The Vorquelf snarled as he closed a horse in a stall. “Fools. They should have listened to me. I’ve killed more gibberers in one day than they’ll see in a lifetime.”

The older man laughed. “Would you have taken their advice, were you in their position?”

“If they knew better than I did about something, yes.”

Will smiled over at him. “You mean there might be something you don’t know everything about?”

“Don’t be smart, boy. I know much more than you do about anything.”

“Then you can tell me why Chytrine is attacking Stellin.”

Resolute’s expression hardened. “I don’t know her mind, boy. It could be she is just being capricious. Attacking Stellin will do little for her, save creating fear. Some people may decide that King Augustus can’t defend them, and that will create unrest for him. It could be that she wants him sending troops here, to the west, while she does something else in another spot. None of that matters, though, as her troops are here, now, and we have to deal with them.”

The inhuman cry of agony that split the early evening stopped Will’s retort. He’d never heard anything like it. It sent a shiver down his spine that grew into the heart of his bones like black ice. “Is that a frostclaw? A vylaen?”

Resolute shook his head. “Just a farmer dying.
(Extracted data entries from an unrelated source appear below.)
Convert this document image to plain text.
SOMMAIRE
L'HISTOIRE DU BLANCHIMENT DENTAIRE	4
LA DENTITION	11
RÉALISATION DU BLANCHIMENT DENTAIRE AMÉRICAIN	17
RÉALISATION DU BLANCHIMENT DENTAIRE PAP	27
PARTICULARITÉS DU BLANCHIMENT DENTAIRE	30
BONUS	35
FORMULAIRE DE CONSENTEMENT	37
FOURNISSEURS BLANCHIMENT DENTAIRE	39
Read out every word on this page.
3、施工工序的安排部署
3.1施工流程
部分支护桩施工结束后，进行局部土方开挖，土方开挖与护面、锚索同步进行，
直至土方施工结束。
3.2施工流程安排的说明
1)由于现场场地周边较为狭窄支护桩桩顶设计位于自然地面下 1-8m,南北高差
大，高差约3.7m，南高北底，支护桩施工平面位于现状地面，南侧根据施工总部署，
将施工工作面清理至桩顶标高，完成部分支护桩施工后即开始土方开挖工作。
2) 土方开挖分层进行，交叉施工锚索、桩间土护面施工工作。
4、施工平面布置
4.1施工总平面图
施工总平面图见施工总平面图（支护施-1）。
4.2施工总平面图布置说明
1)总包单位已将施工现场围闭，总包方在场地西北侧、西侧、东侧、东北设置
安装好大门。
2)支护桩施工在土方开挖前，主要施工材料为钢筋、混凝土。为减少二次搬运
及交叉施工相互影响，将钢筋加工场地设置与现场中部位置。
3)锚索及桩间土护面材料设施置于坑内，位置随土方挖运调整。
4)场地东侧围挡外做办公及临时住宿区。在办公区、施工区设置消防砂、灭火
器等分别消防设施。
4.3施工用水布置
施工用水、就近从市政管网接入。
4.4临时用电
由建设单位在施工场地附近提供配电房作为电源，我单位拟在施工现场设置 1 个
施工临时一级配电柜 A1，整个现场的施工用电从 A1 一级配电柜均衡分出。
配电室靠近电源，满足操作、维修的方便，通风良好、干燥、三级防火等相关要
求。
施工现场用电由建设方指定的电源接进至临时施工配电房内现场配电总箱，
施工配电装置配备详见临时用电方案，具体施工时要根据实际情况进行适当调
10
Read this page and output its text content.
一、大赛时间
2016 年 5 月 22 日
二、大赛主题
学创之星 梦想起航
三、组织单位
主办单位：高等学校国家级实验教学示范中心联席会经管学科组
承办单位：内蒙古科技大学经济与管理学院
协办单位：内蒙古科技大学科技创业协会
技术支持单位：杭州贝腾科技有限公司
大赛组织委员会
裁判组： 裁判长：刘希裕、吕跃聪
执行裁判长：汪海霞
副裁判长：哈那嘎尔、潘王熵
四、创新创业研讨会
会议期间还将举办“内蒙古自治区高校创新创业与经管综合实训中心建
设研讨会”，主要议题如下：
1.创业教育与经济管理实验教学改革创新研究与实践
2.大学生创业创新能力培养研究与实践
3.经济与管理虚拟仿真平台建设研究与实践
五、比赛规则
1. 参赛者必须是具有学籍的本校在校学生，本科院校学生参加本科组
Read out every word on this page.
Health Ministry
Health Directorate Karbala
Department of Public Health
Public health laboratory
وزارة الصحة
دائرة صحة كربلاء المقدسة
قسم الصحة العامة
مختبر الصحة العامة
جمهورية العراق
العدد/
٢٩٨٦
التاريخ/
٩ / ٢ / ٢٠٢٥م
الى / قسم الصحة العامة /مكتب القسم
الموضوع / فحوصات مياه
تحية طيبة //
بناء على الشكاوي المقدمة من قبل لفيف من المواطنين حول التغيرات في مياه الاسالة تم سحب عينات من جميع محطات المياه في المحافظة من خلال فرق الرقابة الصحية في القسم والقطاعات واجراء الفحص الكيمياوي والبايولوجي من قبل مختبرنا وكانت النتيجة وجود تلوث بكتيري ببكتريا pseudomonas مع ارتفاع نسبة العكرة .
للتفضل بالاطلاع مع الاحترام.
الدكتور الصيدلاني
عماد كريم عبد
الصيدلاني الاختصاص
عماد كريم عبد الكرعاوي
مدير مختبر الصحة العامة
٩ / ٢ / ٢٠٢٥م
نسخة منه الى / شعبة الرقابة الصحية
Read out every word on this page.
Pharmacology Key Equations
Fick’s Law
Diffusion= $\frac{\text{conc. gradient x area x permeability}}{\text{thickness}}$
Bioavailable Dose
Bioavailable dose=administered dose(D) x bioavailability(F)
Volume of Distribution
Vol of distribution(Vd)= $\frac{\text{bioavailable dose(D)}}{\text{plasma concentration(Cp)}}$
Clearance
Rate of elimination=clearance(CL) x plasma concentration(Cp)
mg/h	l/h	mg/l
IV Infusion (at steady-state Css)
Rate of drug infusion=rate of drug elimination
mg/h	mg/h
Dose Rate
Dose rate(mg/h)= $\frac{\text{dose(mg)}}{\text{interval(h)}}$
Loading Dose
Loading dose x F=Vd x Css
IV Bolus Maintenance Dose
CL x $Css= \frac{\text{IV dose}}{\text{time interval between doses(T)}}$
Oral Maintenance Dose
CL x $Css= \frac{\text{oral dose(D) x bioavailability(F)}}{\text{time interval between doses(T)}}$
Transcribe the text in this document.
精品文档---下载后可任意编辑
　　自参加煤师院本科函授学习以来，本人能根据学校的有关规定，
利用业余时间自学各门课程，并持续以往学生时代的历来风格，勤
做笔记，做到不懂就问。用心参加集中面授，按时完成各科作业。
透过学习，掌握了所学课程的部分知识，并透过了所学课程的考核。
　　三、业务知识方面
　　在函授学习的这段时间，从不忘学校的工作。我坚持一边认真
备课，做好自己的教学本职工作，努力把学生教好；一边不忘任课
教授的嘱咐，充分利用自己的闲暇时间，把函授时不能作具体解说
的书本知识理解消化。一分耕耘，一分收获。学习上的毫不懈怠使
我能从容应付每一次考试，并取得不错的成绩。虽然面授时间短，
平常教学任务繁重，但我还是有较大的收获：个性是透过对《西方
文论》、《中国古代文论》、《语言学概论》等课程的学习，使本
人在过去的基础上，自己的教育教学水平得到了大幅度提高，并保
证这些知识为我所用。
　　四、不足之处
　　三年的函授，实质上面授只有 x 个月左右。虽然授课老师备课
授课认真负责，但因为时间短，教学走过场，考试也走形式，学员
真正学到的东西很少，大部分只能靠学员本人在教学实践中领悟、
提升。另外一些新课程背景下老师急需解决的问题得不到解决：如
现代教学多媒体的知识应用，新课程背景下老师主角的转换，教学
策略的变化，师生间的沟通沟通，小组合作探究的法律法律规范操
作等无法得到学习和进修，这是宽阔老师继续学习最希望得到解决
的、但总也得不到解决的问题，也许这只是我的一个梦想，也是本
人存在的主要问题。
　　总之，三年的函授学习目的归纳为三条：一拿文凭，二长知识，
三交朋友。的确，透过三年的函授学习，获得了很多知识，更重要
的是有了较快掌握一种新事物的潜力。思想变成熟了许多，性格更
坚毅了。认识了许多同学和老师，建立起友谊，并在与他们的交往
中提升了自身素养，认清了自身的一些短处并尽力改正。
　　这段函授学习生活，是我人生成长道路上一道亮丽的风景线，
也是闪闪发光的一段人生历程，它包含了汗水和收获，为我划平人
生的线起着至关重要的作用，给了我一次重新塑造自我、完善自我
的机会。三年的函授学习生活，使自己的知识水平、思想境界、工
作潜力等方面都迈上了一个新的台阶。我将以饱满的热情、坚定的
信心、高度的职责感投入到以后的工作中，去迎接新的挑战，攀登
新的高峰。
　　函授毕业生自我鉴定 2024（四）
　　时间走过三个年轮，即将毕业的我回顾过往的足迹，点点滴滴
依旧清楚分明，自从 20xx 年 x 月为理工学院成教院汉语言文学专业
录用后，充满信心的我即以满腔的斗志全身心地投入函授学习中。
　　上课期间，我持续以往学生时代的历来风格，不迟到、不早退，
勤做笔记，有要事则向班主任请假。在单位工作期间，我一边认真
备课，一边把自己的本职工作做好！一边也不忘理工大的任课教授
Came from the south, so they’ll be coming past the stable before they reach the inn.”

Will ran to the stable door and began to pull it shut.

“Leave it open a crack.”

“Why?”

Resolute led another horse into a stall. “If you’re a military leader and you find a building shut, what do you do?”

The youth shrugged as he guided a horse to a stall. “Open it. Send a group in.”

“And if it’s open?”

“A scout.”

Resolute nodded. “Good, boy, and when that scout doesn’t return?”

Will slowly smiled. “Another couple, who we kill, then he sends a bunch.”

“More to kill.” Resolute dragged along the string of packhorses and started slotting them into stalls. “Crow, do you see them?”

“Don’t have your eyesight, my friend, but in the distance, yes.” Crow stood and stretched. “Coming before full night; they’re being very bold. I guess they don’t fear anything here.”

Resolute’s grin became purely predatory. “Their mistake.” He pulled a coil of rope from a wall peg and tossed it to Will.

“Tie this to the base of that post there, then stretch it across to that other post. Leave it slack for now, but when the time comes, you’ll pull it taut and tie it off here.”

Will caught the rope and nodded. “When they rush in, they’ll trip. I can hold it, you know.”

“No you couldn’t, boy, but it doesn’t matter if you could. You’ll have your hands full killing those who fall.” The Vorquelf opened the pack on one of the horses and pulled out the longknives he’d taken from the gibberers in the mountains. He left two near the post where Will was to be standing, then hung others from posts or rested them on shelves where they could come easily to hand.

“Mind a question, Resolute?”

“What, Will?”

“Crow has a sword. Why don’t you have one?”

Resolute snorted. “Do I tell him the truth, Crow?”

“Some of it, perhaps, but quietly.”

In the brief bit of silence that followed Crow’s comment, Will could hear the sound of someone beating his fists on the tavern door. Demands to be let in rose in tone, with curses punctuating them as the voice became more shrill. Then a sizzling sound began to rise. Something brilliant and green flared outside, outlining Crow in emerald light, then subsided.